I’ve mentioned the ‘small pieces [of web 2.0 tools] loosely joined’ idea as an alternative to a monolithic LMS before. I don’t have the direct blog posting but I found it via Jay Cross (his Informal Learning Blogis a goldmine for web 2.0 conversations). Emerging technologies from the ‘read-write’ ‘2.0’ web we are likely to be working with these days in the education field offer mind-boggling advantages, but there’s a price to be paid methinks. Most applications are sort of free (Facebook, blogger, Second Life, frapps, wikispaces, etc etc). However, this last week or so I’ve been extremely conscious of the ‘juggling’ mode (I suspect I’m not alone in operating in) at work, in my learning and personally. The work-life-study balance is a juggling act for many. Any of these can be chunked down into further juggling acts.

Let’s take the ‘small pieces’ aspect of the Emerging Environments for Learning course through USQ. We are exploring some pieces such as tikiwiki, mahara and moodle (core tools, our separate interest areas for our facilitated pages and projects open up myriad further tools). There’s no single sign on for these components, although I think it’s time to investigate the OpenID option as it may allow me to bring these together in some way. I’ve used ‘janicebreenwhite’ for my knowledgeGarden activities, not realising it becomes an oddity when logging in to it as one component in the course.

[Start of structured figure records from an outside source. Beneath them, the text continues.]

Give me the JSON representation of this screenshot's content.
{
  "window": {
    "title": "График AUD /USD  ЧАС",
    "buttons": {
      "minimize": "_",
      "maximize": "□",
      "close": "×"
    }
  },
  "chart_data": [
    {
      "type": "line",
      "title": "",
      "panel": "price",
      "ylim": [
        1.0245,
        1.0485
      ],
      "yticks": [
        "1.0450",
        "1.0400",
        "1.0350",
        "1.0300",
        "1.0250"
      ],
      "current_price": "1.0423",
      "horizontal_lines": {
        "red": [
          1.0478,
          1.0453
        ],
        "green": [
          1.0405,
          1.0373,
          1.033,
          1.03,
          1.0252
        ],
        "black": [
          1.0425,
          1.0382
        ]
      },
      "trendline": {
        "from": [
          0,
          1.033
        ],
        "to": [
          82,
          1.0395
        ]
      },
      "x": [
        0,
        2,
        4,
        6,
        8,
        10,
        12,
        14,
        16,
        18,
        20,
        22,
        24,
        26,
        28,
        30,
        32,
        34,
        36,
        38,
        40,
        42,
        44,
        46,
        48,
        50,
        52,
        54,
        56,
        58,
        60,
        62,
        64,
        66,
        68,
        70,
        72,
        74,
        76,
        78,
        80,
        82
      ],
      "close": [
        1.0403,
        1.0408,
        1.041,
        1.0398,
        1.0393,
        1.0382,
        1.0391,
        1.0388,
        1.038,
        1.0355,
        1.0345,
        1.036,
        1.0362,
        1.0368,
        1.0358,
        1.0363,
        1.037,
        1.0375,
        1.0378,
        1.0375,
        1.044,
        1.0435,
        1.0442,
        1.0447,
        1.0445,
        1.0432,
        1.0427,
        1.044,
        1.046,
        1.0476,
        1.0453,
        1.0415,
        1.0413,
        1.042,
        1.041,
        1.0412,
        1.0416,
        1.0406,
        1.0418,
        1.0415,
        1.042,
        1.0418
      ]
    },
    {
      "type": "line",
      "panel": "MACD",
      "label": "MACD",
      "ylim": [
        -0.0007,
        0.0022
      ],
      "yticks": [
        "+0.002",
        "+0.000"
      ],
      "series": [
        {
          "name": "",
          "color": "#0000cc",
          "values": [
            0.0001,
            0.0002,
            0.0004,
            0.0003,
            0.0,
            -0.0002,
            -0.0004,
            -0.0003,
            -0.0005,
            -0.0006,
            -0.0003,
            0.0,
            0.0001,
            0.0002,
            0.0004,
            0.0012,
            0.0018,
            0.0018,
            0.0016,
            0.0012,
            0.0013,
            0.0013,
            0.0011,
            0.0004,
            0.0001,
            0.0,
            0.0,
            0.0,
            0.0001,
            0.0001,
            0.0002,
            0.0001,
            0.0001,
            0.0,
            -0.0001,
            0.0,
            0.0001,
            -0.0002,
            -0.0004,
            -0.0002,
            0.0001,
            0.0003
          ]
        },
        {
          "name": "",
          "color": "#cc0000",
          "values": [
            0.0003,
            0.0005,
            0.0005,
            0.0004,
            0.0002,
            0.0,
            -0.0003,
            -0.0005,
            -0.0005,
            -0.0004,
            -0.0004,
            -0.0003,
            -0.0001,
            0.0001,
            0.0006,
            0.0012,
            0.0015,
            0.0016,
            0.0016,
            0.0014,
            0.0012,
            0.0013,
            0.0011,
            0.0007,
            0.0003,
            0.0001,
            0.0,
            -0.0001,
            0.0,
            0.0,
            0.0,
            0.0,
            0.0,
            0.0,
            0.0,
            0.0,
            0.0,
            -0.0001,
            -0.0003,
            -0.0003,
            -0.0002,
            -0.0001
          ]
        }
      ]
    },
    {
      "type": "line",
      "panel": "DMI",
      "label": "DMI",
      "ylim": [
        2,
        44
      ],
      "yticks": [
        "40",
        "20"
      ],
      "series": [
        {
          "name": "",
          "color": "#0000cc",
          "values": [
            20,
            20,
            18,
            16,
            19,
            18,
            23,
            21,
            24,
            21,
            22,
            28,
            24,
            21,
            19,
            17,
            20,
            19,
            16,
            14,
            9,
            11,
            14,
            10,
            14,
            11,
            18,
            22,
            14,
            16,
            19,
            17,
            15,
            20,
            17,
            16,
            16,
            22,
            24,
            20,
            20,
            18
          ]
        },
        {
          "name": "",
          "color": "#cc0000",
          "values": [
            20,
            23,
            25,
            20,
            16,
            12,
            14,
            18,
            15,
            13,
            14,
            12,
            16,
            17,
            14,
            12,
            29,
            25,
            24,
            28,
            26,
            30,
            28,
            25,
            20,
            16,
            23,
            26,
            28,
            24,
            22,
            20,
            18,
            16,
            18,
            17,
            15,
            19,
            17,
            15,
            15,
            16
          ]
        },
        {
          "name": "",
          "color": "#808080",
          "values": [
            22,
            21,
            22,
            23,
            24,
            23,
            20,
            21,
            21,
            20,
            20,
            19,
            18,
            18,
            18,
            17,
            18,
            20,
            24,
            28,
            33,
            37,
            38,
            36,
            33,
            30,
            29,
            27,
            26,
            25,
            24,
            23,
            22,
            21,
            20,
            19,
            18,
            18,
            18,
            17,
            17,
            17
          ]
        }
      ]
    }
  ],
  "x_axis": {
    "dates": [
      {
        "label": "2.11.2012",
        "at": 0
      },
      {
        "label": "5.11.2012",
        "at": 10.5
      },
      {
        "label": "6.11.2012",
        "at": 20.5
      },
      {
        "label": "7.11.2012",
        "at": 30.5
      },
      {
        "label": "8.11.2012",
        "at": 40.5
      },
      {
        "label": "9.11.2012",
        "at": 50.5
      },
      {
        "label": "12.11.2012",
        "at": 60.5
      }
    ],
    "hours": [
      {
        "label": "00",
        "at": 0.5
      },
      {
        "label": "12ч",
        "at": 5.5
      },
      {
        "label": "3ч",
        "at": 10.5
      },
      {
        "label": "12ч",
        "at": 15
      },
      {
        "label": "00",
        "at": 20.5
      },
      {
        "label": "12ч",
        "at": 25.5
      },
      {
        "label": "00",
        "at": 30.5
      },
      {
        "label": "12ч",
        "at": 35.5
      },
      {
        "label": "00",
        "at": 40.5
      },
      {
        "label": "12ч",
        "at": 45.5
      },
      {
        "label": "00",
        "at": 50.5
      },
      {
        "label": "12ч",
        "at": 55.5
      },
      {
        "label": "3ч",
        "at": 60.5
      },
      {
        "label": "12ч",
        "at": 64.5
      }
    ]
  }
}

Thank goodness I kept the same password! I’ve had to create and maintain a special file listing all the tools I’ve created accounts with: the usernames, passwords (enough hints for me to know which they are) and any specific email account they are associated with. All the small pieces, (bloglines, del.icio.us, wikispaces, Flickr, Scribd, slideshare, blogger, wordpress, facebook, bebo, this course, ezine subscriptions, email accounts, online repositories… and that’s without our online banking and workplace setups), are in danger of becoming a ‘dog’s breakfast‘ (translation of this colloquial term… imagine the scene) and management is definitely a significant factor in juggling participation in contemporary digital environments.

And I straddle the digital native-digital immigrant divide! I’m a defacto native. Some of our students face the challenges of comprehending and navigating between multiple windows running simultaneously, let alone what we are doing.